Adara tertegun. Ini bukan panggilan biasa dari seorang bos yang menginginkan laporan kerja atau pertemuan mendadak. Nada suaranya terasa jauh lebih pribadi, dan Adara merasa ada sesuatu yang tidak biasa sedang terjadi. Biasanya, Arga selalu terdengar tegas dan profesional, bahkan terkadang sedikit kaku. Namun, malam ini suaranya terdengar rapuh dan terbuka.
“Ya, tentu saja, Pak. Saya ada di sini untuk mendengarkan.” Adara berusaha memberikan respons yang tenang, meskipun ia sendiri masih diliputi rasa penasaran.
Arga menarik napas panjang di ujung telepon. Sejenak hanya terdengar keheningan di antara mereka, sebelum ia akhirnya berkata, “Adara, pernahkah kamu merasa... kehilangan arah dalam hidupmu? Atau merasakan bahwa apa pun yang kamu lakukan seolah tidak cukup untuk mengisi kekosongan?”

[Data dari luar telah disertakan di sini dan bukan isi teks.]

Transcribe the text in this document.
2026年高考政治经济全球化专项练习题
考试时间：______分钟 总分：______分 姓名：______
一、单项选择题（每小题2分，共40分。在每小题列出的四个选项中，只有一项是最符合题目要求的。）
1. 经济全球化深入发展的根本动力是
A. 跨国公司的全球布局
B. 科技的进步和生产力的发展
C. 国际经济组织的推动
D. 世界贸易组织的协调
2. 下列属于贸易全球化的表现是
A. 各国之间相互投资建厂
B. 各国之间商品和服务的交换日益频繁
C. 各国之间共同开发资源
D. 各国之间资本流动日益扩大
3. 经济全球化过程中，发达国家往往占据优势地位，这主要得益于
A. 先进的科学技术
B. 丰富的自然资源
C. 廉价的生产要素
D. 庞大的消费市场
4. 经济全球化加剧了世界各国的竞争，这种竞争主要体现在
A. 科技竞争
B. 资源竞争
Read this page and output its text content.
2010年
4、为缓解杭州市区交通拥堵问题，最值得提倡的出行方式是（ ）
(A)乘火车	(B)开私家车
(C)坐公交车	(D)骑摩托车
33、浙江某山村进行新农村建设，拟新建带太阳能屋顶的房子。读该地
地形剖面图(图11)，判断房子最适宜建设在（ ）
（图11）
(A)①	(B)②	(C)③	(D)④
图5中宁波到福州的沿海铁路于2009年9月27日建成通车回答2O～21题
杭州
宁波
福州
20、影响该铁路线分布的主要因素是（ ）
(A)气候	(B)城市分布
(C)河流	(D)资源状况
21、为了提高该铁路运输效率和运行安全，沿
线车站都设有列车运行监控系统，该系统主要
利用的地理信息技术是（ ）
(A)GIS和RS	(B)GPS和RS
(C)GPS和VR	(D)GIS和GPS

Pertanyaan itu membuat Adara terdiam. Ia tidak menyangka Arga akan mengajukan pertanyaan seperti itu, apalagi kepadanya. Sebagai seseorang yang baru saja bergabung dengan perusahaannya, Adara masih merasa segan dan belum sepenuhnya mengenal pribadi Arga di luar perannya sebagai CEO. Namun, mendengar pertanyaan tersebut, Adara bisa merasakan adanya rasa putus asa di balik ketenangan Arga.
“Ya, saya rasa saya pernah merasakannya, Pak,” jawab Adara perlahan, berusaha memahami arah pembicaraan Arga. “Saya pernah merasa seperti itu, terutama saat saya baru lulus kuliah dan belum tahu apa yang sebenarnya ingin saya capai. Rasanya seperti berjalan di tempat yang gelap, tidak tahu harus melangkah ke mana.”
Arga terdiam mendengar jawaban Adara. Setelah beberapa saat, ia melanjutkan, “Itulah yang kurasakan sekarang, Adara. Aku merasa hidup ini kosong, meskipun dari luar semuanya tampak sempurna. Aku memiliki segalanya: pekerjaan yang mapan, jabatan tinggi, rumah yang megah, dan harta berlimpah. Tapi entah kenapa, semua itu tidak membuatku bahagia.”
Adara terhenyak. Mendengar pengakuan dari seorang pria seperti Arga, yang selalu terlihat kuat dan tidak pernah menunjukkan kelemahan, membuatnya merasa simpati yang mendalam. Ia menyadari bahwa meskipun Arga memiliki segalanya, namun kebahagiaan sejati tetap sulit didapat.
“Saya mengerti, Pak. Terkadang kita terlalu fokus mengejar kesuksesan hingga melupakan diri sendiri dan apa yang sebenarnya kita inginkan,” jawab Adara, berusaha memberikan pemahaman.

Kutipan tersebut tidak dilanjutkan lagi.